Roche expects the combination to generate annual pretax cost synergy benefits of about $750-$850 million and to add to earnings per share in the first year after closing.
 
The company confirmed its full-year forecast and said it was still committed to increasing its dividend pay-out ratio for the next three years.
 
It will fund the purchase partly from its large cash pile and Chief Financial Officer Erich Hunziker said Roche was talking to several banks and saw no problems in putting together "attractive" financing for the deal.
 
UBS analysts estimated Roche may need to raise $15-$20 billion in debt to finance the deal and expected it could do that "fairly easily" without major changes to its debt rating.
 
Greenhill & Co is Roche's financial adviser on the deal and Davis Polk & Wardwell is legal counsel.
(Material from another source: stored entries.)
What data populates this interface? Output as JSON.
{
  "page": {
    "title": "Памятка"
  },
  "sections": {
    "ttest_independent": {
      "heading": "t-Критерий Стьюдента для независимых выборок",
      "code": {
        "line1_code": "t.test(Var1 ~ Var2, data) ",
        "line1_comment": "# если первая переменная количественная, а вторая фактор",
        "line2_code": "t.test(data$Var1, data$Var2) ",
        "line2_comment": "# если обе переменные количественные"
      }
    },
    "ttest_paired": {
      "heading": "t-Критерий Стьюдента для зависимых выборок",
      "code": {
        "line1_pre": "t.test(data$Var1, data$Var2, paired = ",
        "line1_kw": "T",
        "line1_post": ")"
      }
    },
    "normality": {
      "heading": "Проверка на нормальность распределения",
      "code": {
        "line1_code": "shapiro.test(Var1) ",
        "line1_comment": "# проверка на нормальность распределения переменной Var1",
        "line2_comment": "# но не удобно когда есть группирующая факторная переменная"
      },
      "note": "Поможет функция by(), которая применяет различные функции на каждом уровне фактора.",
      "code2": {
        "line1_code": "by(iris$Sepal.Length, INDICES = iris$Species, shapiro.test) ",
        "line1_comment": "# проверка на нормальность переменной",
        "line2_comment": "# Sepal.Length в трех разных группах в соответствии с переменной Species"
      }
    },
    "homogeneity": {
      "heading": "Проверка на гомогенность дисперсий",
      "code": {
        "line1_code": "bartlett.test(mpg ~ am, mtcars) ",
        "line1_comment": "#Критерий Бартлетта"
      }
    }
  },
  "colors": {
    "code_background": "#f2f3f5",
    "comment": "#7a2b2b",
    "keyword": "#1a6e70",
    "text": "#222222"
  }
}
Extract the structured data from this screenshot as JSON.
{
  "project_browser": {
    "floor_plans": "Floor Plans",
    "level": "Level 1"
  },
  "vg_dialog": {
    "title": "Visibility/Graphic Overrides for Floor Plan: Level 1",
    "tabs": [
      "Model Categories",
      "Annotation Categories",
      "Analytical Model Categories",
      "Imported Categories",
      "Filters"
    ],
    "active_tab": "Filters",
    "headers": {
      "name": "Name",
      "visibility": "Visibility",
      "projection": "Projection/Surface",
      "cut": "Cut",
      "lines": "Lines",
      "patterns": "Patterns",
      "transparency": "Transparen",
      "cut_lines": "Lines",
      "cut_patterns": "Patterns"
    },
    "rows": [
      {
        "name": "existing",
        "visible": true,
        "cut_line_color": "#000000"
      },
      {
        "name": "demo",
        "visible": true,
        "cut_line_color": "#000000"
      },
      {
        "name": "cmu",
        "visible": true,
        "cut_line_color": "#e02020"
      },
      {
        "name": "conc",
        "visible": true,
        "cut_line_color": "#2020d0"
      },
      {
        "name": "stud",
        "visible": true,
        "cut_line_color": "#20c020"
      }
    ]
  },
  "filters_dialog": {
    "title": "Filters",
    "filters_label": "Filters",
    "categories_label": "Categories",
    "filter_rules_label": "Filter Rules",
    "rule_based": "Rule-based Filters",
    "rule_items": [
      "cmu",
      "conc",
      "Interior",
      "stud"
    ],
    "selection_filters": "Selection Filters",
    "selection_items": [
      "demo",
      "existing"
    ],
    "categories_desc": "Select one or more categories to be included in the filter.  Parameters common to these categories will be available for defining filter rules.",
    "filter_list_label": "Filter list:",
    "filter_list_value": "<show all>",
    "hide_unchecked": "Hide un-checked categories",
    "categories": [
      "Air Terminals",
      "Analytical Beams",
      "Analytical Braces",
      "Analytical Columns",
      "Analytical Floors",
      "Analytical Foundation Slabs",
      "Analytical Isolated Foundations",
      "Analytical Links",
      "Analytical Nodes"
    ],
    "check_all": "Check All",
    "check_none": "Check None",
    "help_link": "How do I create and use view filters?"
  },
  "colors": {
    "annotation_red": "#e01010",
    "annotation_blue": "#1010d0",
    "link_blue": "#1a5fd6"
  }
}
Roche did not give further details of how it will fund the buy or how it would achieve the expected synergies.
 
WEAKER PROFIT BEATS FORECAST
 
Big pharmaceutical companies have benefited in recent weeks from safe-haven status as investors flee embattled sectors such as financials, but they still face problems as competition from generic drugs rises and are ever keener buy into new drugs.
 
Many pharmaceuticals makers, including Europe's two largest Glaxo and Sanofi-Aventis SA, face slowing earnings growth due to the loss of exclusivity on key drugs, pricing pressures and more complicated paths to market.
 
Roche and its local sector peer Novartis both trade at almost 14 times forecast 2009 earnings, a premium to competitors Glaxo, Sanofi and AstraZeneca Plc thanks to their promising new drugs.
 
Roche's first-half sales fell 4 percent to 22.0 billion francs, hit by loss of income from government stockpiling of Tamiflu. Total drug sales fell 6 percent to 17.28 billion francs.
 
Roche had been expected to post net profit of 5.57 billion francs and sales of 22.04 billion, according to a Reuters poll.
 
"The numbers are okay, but not outstanding. It's not enough to warrant a premium to the sector," a trader said.